Python Process Watchdog and Auto-Restart Prompt
Build a Python watchdog that monitors a long-running process or endpoint and restarts it with backoff when it hangs, crashes, or fails a health probe.
- Target user
- Platform engineers keeping unsupervised jobs and daemons alive
- Difficulty
- Intermediate
- Tools
- Claude, Cursor
The prompt
You are a senior reliability engineer who writes supervisor tooling that must never make an outage worse by flapping a service.
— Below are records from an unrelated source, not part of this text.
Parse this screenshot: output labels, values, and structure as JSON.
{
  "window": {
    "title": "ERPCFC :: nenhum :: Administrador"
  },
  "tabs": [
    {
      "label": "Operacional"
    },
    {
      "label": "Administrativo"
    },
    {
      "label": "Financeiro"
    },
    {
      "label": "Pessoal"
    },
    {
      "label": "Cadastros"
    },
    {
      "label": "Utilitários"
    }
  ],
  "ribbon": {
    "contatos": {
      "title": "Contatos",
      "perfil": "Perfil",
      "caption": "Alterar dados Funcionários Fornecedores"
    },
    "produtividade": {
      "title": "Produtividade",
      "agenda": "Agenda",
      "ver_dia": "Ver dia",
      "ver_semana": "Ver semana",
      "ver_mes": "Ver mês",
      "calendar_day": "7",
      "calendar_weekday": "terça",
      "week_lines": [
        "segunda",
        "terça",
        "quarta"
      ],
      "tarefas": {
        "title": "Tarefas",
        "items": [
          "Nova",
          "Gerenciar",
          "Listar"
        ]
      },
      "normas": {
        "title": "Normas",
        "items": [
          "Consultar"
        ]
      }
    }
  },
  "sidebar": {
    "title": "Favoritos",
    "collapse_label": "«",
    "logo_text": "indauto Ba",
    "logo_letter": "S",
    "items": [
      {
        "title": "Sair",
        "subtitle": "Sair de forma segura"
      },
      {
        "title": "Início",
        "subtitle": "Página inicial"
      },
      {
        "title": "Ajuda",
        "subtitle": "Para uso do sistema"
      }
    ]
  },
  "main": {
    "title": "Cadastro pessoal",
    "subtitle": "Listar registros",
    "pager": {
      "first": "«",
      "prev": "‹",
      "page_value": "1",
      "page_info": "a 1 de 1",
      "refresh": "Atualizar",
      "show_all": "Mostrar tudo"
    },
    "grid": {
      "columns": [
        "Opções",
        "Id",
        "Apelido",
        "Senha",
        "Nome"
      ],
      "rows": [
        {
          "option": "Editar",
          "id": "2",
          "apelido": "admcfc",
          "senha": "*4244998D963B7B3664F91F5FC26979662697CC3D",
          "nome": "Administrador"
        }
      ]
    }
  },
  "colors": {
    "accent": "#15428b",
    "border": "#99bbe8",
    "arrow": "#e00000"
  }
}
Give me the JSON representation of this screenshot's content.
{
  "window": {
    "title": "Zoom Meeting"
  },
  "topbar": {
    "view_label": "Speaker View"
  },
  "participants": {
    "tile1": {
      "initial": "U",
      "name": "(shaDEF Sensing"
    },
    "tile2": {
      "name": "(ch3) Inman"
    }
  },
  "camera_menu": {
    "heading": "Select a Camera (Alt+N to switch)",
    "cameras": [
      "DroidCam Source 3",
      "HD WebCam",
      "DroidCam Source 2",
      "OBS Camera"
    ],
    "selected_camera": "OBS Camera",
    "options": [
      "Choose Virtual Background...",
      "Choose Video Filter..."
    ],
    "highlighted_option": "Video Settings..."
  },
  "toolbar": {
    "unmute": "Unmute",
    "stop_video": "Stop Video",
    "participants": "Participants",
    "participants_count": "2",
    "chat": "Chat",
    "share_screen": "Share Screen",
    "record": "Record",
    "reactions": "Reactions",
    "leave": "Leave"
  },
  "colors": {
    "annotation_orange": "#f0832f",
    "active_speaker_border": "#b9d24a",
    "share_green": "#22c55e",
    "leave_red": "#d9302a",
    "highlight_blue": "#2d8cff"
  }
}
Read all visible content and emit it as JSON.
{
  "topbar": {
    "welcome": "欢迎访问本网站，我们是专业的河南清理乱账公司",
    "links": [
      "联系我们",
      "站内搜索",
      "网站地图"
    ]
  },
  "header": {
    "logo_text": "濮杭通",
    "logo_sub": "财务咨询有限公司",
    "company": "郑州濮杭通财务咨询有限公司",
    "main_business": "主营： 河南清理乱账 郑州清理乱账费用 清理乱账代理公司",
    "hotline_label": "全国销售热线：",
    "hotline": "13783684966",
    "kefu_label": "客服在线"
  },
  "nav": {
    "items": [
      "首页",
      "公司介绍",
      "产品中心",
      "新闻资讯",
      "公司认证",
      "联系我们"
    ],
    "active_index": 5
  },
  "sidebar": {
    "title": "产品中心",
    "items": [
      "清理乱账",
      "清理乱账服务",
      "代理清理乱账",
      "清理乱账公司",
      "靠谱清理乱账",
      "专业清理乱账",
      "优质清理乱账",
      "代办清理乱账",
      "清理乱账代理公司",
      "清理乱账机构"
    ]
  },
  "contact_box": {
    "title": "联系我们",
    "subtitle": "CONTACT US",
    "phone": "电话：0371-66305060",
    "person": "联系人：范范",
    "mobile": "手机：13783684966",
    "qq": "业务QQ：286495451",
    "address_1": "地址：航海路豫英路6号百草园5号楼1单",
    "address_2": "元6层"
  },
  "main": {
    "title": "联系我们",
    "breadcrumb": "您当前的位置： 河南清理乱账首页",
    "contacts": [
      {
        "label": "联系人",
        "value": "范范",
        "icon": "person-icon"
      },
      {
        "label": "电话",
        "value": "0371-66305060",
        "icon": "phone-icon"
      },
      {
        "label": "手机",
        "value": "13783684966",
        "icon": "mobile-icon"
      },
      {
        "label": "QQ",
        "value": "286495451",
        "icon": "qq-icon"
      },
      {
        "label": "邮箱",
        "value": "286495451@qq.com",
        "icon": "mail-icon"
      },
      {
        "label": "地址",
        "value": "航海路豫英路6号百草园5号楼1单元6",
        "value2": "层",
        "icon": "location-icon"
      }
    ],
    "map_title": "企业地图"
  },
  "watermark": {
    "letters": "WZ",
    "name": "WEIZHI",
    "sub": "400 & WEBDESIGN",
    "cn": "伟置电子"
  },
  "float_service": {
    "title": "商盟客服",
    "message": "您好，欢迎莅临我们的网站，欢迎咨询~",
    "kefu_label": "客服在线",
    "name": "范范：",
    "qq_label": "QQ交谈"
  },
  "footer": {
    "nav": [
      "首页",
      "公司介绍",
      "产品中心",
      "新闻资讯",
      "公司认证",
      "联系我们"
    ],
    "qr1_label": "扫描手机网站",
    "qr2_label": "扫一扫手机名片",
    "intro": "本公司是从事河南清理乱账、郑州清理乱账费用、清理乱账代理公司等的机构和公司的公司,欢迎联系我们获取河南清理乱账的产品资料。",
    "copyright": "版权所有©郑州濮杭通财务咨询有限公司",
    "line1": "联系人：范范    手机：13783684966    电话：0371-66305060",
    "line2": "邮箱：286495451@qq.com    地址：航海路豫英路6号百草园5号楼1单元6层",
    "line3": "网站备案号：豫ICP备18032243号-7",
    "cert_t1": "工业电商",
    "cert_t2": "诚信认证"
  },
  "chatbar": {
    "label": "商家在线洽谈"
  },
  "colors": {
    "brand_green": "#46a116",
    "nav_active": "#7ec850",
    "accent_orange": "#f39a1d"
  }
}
I will provide: - What to watch (a PID, a command to (re)launch, or an HTTP health URL) - The failure signals that count as "unhealthy" - Restart limits and any maintenance windows Your job: 1. **Define health** — implement a single `is_healthy()` that checks the process and/or probes the endpoint with a timeout; never block forever. 2. **Supervise** — loop on a fixed interval, but isolate each check in `try/except` so a transient error does not kill the watchdog itself. 3. **Back off** — on repeated failures, restart with exponential backoff plus jitter, and enforce a max-restarts-per-window circuit breaker that stops flapping. 4. **Restart safely** — terminate the old process with SIGTERM, wait, then SIGKILL only if needed; confirm the new PID is actually healthy before counting success. 5. **Add a dry-run** — `--dry-run` logs intended restarts without spawning anything. 6. **Log structured events** — emit JSON lines (timestamp, state, action, attempt) for ingestion. 7. **Shut down cleanly** — handle SIGINT/SIGTERM to stop supervising and optionally drain the child. Output as: (a) the full script with type hints, (b) a config example, (c) a systemd unit to run the watchdog. Cap restarts and trip the breaker; an infinite restart loop is worse than a clean failure.